Und drittens ist schließlich das Gewicht des Handwerks in Sachsen-Anhalt höher als in Deutschland insgesamt. So betrug der Anteil der Handwerksunternehmen am gesamten Unternehmensbestand im Jahr 2014 in Sachsen-Anhalt 23,1%, in Deutschland waren es lediglich 16,1%.7 Der Anteil der Handwerksunternehmen an den Beschäftigten insgesamt war im Jahr 2014 mit 14,2% höher als in Deutschland insgesamt (12,6%).8
Zu den Mindestlohneffekten in bisherigen Studien in Deutschland
Die Effekte der Mindestlohneinführung sind bisher in einer Vielzahl von Studien untersucht worden.9 Beschränkt man sich auf Untersuchungen, die auf Unternehmensbefragungen beruhen, zeigen sich u. a. folgende Ergebnisse:10
- Die Mindestlohnbetroffenheit der Betriebe bzw. Unternehmen war in Ostdeutschland in etwa doppelt so hoch wie in Westdeutschland.

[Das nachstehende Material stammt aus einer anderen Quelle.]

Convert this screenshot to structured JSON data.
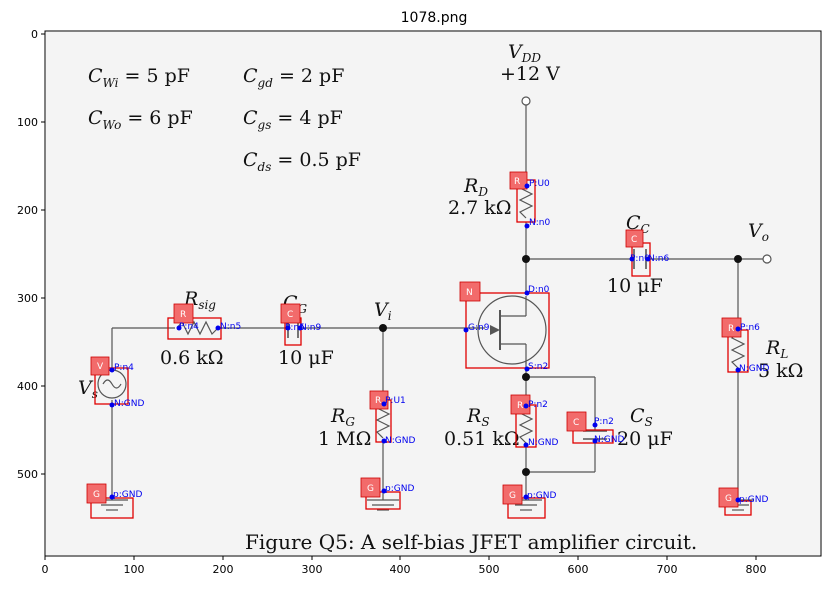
{
  "title": "1078.png",
  "axes": {
    "x_ticks": [
      "0",
      "100",
      "200",
      "300",
      "400",
      "500",
      "600",
      "700",
      "800"
    ],
    "y_ticks": [
      "0",
      "100",
      "200",
      "300",
      "400",
      "500"
    ]
  },
  "params": [
    {
      "lhs": "C",
      "sub": "Wi",
      "rhs": " = 5 pF"
    },
    {
      "lhs": "C",
      "sub": "gd",
      "rhs": " = 2 pF"
    },
    {
      "lhs": "C",
      "sub": "Wo",
      "rhs": " = 6 pF"
    },
    {
      "lhs": "C",
      "sub": "gs",
      "rhs": " = 4 pF"
    },
    {
      "lhs": "C",
      "sub": "ds",
      "rhs": " = 0.5 pF"
    }
  ],
  "circuit_labels": {
    "vdd_name": "V",
    "vdd_sub": "DD",
    "vdd_value": "+12 V",
    "rd_name": "R",
    "rd_sub": "D",
    "rd_value": "2.7 kΩ",
    "cc_name": "C",
    "cc_sub": "C",
    "cc_value": "10 μF",
    "vo_name": "V",
    "vo_sub": "o",
    "rsig_name": "R",
    "rsig_sub": "sig",
    "rsig_value": "0.6 kΩ",
    "cg_name": "C",
    "cg_sub": "G",
    "cg_value": "10 μF",
    "vi_name": "V",
    "vi_sub": "i",
    "vs_name": "V",
    "vs_sub": "s",
    "rg_name": "R",
    "rg_sub": "G",
    "rg_value": "1 MΩ",
    "rs_name": "R",
    "rs_sub": "S",
    "rs_value": "0.51 kΩ",
    "cs_name": "C",
    "cs_sub": "S",
    "cs_value": "20 μF",
    "rl_name": "R",
    "rl_sub": "L",
    "rl_value": "5 kΩ"
  },
  "caption": "Figure Q5: A self-bias JFET amplifier circuit.",
  "detections": {
    "tags": {
      "rd": "R",
      "cc": "C",
      "rsig": "R",
      "cg": "C",
      "n": "N",
      "vs": "V",
      "rg": "R",
      "rs": "R",
      "cs": "C",
      "rl": "R",
      "g1": "G",
      "g2": "G",
      "g3": "G",
      "g4": "G"
    },
    "pins": {
      "rd_p": "P:U0",
      "rd_n": "N:n0",
      "cc_p": "P:n0",
      "cc_n": "N:n6",
      "n_d": "D:n0",
      "n_g": "G:n9",
      "n_s": "S:n2",
      "rsig_p": "P:n4",
      "rsig_n": "N:n5",
      "cg_p": "P:n5",
      "cg_n": "N:n9",
      "vs_p": "P:n4",
      "vs_n": "N:GND",
      "rg_p": "P:U1",
      "rg_n": "N:GND",
      "rs_p": "P:n2",
      "rs_n": "N:GND",
      "cs_p": "P:n2",
      "cs_n": "N:GND",
      "rl_p": "P:n6",
      "rl_n": "N:GND",
      "g1": "p:GND",
      "g2": "p:GND",
      "g3": "p:GND",
      "g4": "p:GND"
    }
  }
}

- Mit der Mindestlohneinführung ist kein dramatischer Beschäftigungsabbau verbunden,11 wobei allerdings die Effekte in Ostdeutschland deutlich höher sind als in Westdeutschland. Vielmehr hat die Mindestlohneinführung die Unternehmen veranlasst, bei Neueinstellungen zurückhaltender zu sein. Zudem sind teilweise die Arbeitszeiten der vom Mindestlohn betroffenen Arbeitnehmer reduziert worden.
Datengrundlage
Im Rahmen der regelmäßigen Konjunkturbefragungen haben die Handwerkskammern Halle und Magdeburg im Jahr 2015 die Handwerksbetriebe zur Einführung eines Mindestlohns befragt. Zudem wurden die Angaben zur Beschäftigung aus der Befragung im Jahr 2014 genutzt. Insgesamt haben 1206 Handwerksbetriebe an der Mindestlohnbefragung teilgenommen. Die Fragen bezogen sich zum einen auf die Mindestlohnbetroffenheit. Ein Teil der insgesamt 1206 Handwerksbetriebe gab an, überhaupt nicht von der Mindestlohneinführung betroffen zu sein. Von den betroffenen Betrieben musste ein Teil die Löhne von Beschäftigten auf das Mindestlohnniveau erhöhen (direkte Betroffenheit). Der andere Teil war nur indirekt betroffen, weil beispielsweise Lieferanten infolge der Mindestlohneinführung ihre Preise erhöht haben. Zum anderen wurden Fragen zu den Ausweichreaktionen gestellt. Dabei spielte die Frage nach den Beschäftigungswirkungen der Mindestlohneinführung eine zentrale Rolle.
- Die Studien zeigen bezüglich der sonstigen Anpassungsreaktionen auf die Mindestlohneinführung ähnliche Muster. Übereinstimmend wurden als wichtigste Anpassungsmaßnahmen Preiserhöhungen, die Reduzierung von Sonderzahlungen sowie eine Verringerung der Investitionen genannt.